Eosinophil functions in bacterial infections
There is accumulating evidence on the complex role that eosinophils play in host defense against bacterial infections. A common clinical example of bacterial infection with eosinophil involvement is the one caused by gram-negative Mycobacterium that is characterized by eosinophil infiltration into the site of infection and systemic massive eosinophilia with elevation in α-defensin blood levels [74]. Driss et al., showed in vitro that M. bovis induces TLR2 expression on eosinophils. Thereafter M. bovis lipomannans bind TLR2 and thereby induce eosinophils to phagocytize the bound bacteria and to release α-defensin and ROS, which contribute directly to bacterial death, and TNFα which induces other immune cells to attack and eventually kill the invading bacteria [75]. In line with this, it was shown that M. bovis infection in wild-type mice but not in TLR2−/− mice, results in eosinophil recruitment and degranulation [76] highlighting TLR2’s importance at least on mouse eosinophils. Mice infection with M. avium, led to a similar anti-mycobacterium response accompanied by eosinophilia and high levels of α-defensin in the blood [74]. These studies showed that by secretion of the anti-microbial peptide α-defensin and other cytotoxic proteins, eosinophils play a role in the direct anti-microbial response and might contribute to inflammation by the production of TNFα.
LPS from opsonized gram-negative E. coli has been shown to activate eosinophils, after priming with IL-5 or IFN-γ, to release mitochondrial DNA. Mitochondrial DNA and granule proteins forming extracellular traps were able to bind and efficiently kill E. coli in vitro. Moreover, after cecal ligation and puncture, hypereosinophilic IL-5-Tg mice showed intestinal eosinophil infiltration and extracellular DNA deposition. This effect was associated with protection against microbial sepsis that supports the concept that eosinophils have a major function in response to this bacteria [48].

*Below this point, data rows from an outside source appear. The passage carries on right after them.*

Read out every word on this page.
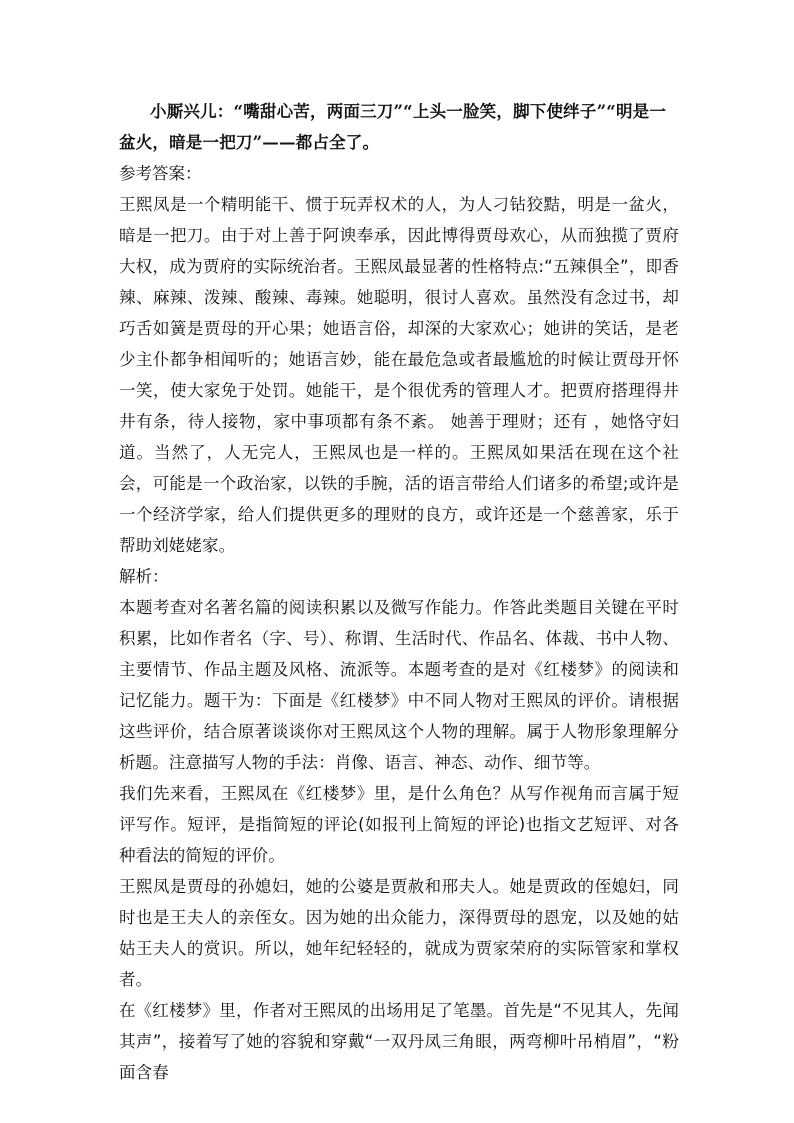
小厮兴儿：“嘴甜心苦，两面三刀”“上头一脸笑，脚下使绊子”“明是一盆火，暗是一把刀”——都占全了。

参考答案：

王熙凤是一个精明能干、惯于玩弄权术的人，为人刁钻狡黠，明是一盆火，暗是一把刀。由于对上善于阿谀奉承，因此博得贾母欢心，从而独揽了贾府大权，成为贾府的实际统治者。王熙凤最显著的性格特点:“五辣俱全”，即香辣、麻辣、泼辣、酸辣、毒辣。她聪明，很讨人喜欢。虽然没有念过书，却巧舌如簧是贾母的开心果；她语言俗，却深的大家欢心；她讲的笑话，是老少主仆都争相闻听的；她语言妙，能在最危急或者最尴尬的时候让贾母开怀一笑，使大家免于处罚。她能干，是个很优秀的管理人才。把贾府搭理得井井有条，待人接物，家中事项都有条不紊。 她善于理财；还有 ，她恪守妇道。当然了，人无完人，王熙凤也是一样的。王熙凤如果活在现在这个社会，可能是一个政治家，以铁的手腕，活的语言带给人们诸多的希望;或许是一个经济学家，给人们提供更多的理财的良方，或许还是一个慈善家，乐于帮助刘姥姥家。

解析：

本题考查对名著名篇的阅读积累以及微写作能力。作答此类题目关键在平时积累，比如作者名（字、号）、称谓、生活时代、作品名、体裁、书中人物、主要情节、作品主题及风格、流派等。本题考查的是对《红楼梦》的阅读和记忆能力。题干为：下面是《红楼梦》中不同人物对王熙凤的评价。请根据这些评价，结合原著谈谈你对王熙凤这个人物的理解。属于人物形象理解分析题。注意描写人物的手法：肖像、语言、神态、动作、细节等。

我们先来看，王熙凤在《红楼梦》里，是什么角色？从写作视角而言属于短评写作。短评，是指简短的评论(如报刊上简短的评论)也指文艺短评、对各种看法的简短的评价。

王熙凤是贾母的孙媳妇，她的公婆是贾赦和邢夫人。她是贾政的侄媳妇，同时也是王夫人的亲侄女。因为她的出众能力，深得贾母的恩宠，以及她的姑姑王夫人的赏识。所以，她年纪轻轻的，就成为贾家荣府的实际管家和掌权者。

在《红楼梦》里，作者对王熙凤的出场用足了笔墨。首先是“不见其人，先闻其声”，接着写了她的容貌和穿戴“一双丹凤三角眼，两弯柳叶吊梢眉”，“粉面含春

S. aureus is a gram-positive highly pathogenic bacteria usually associated with allergic diseases. Hatano et al, demonstrated that eosinophils can phagocytize heat-killed S. aureus using a mechanism that is different from the one employed by neutrophils being complement receptor 1 (CR1/CD35) dependent, while neutrophil phagocytosis is FcγRIII and FcγRII dependent [77]. Moreover, eosinophils are activated by heat-killed S. aureus to release EDN and to produce ROS in part via PAF receptor [78]. However, although eosinophil prolonged incubation with live S. aureus barely affects the bacteria viability [79], it does induce eosinophil cell death [80]. We showed that heat-killed S. aureus or its three exotoxins, SEB, protein A, and peptidoglycan, activate both human and murine eosinophils by binding the CD48 cell surface receptor resulting in cell degranulation and release of EPO and ECP [34]. Importantly, we could not detect TLR2 expression on naïve and exotoxin exposed human eosinophils, therefore, ruling out its potential role in S. aureus/eosinophil interactions [34]. The interaction of eosinophils with SEB induced the cleavage and release of CD48 (sCD48) via phospholipase C which acts as an anti-inflammatory and a decoy receptor [81]. Indeed, sCD48 binds SEB and therefore decreases the stimulatory effect of this exotoxin on eosinophils as assessed by IL-8 and EPO release. When injected in mice with SEB-induced peritonitis, sCD48 inhibits inflammatory responses [81]. Notably, both M. tuberculosis and E. coli were found to bind and activate mast cells via CD48 [82]. We therefore can postulate that besides TLR2 and TLR4, CD48 can be involved in eosinophil interactions with bacteria. Interestingly, we have recently found that CD244 (2B4), the high-affinity ligand of CD48, can also bind SEB (Gaur, Ben-Zimra, Levi-Schaffer, unpublished data).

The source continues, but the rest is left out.